In the services folder there is this https://github.com/LoyaltyNZ/alchemy-framework/blob/master/s... pretty good RabbitMQ HA setup, with:
1. cluster_partition_handling set to autoheal so that it will do its best to recover (a few lost messages is infinitely better than a broken system)
2. queue_master_locator is min-master, so queues are mastered on nodes where the least amount of other queues are mastered. This will balance the queues across the clusters meaning if a node goes down then there will be minimal amount of queues to recreate
3. A mirror policy to mirror every queue (this will only mirror service queues because response queues are exclusive) , this will make the system a bit slower, but makes it much more robust.
This is enough to handle split brain (although this is difficult to test) and nodes going down and coming back (much easier to test).
Cheers for the comment :)
RabbitMQ's autohealing just solves your problem in the wrong way. Yes, it will usually fix itself (if it doesn't die with a Mnesia inconsistent_database error), but it will discard messages, and you won't know which ones.
Meanwhile, NATS will forward messages to subscribers as long as there's a clear path. There are no network partition issues because the queues don't have RabbitMQ's strict, total ordering.
Note that RabbitMQ is notoriously sensitive to partitions; one small blip and it gets its knickers in a twist. This is why I recommend increasing the net_ticktime option to something like 180 so you're less exposed.

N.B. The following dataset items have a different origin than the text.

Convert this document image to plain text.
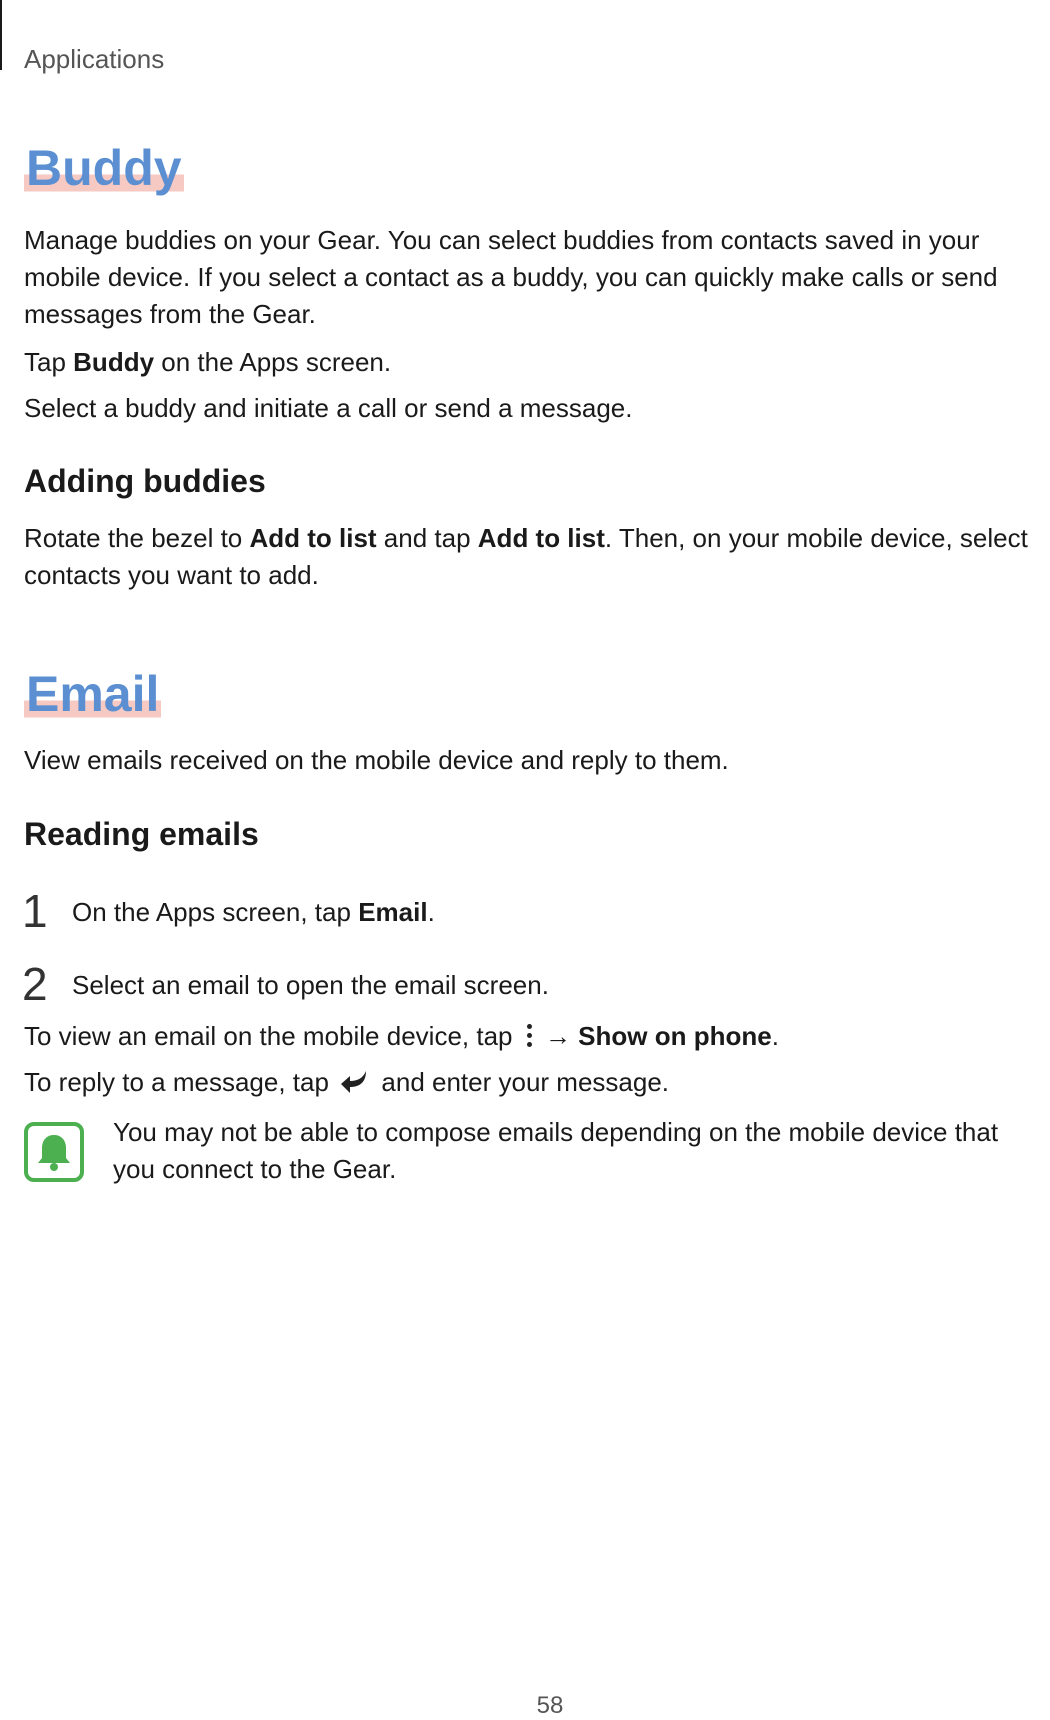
Applications
Buddy

Manage buddies on your Gear. You can select buddies from contacts saved in your mobile device. If you select a contact as a buddy, you can quickly make calls or send messages from the Gear.

Tap Buddy on the Apps screen.

Select a buddy and initiate a call or send a message.

Adding buddies

Rotate the bezel to Add to list and tap Add to list. Then, on your mobile device, select contacts you want to add.

Email

View emails received on the mobile device and reply to them.

Reading emails
1 On the Apps screen, tap Email.
2 Select an email to open the email screen.

To view an email on the mobile device, tap
→ Show on phone.

To reply to a message, tap  and enter your message.

You may not be able to compose emails depending on the mobile device that you connect to the Gear.

58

Having done this for a long time, my advice is that making the client more intelligent is always the better option. If you're relunctant, consider a sidecar proxy like Linkerd  which can handle the gritty details for you.
I moved one large project from RabbitMQ to NSQ over a year ago and haven't looked back. It has just been wonderful to work with and build on top of.
Anything you didn't like about NSQ or pitfalls to watch out for from your experience?
Just clarifying the comment about the benchmark, even though there are both Go and Node.js components the actual bit that was being benchmarked was HTTP and NATS for the inter service communication. All the code is available on github if anybody wants to rerun the benchmarks.
One thing I do find lacking in both of these queues is support for per-message TTL though, for pruning time sensitive messages. I'm not sure what the performance overhead would be for supporting something like that.
First, its data model shards queues into partitions, each of which can be consumed by just a single consumer. Assume we have partititions 1 and 2. P1 is empty, P2 has a ton of messages. You will now have one consumer C1 which is idle, while C2 is doing work. C1 can't take any of C2's work because it can only process its own partition. In other words: A single slow consumer can block a significant portion of the queue. Kafka is designed for fast (or at least evenly performant) consumers.
Kafka's queues are also persisted on disk, which is terrible for RPC.
Think of Kafka as a linear database that you can append to and read from sequentially. Its main use case is for data that can fan out into multiple parallel processing steps. For example, a log processing system that extracts metrics: You feed the Kafka queue into something like Apache Storm, which churns the data and emits counts into an RDBMS (for example).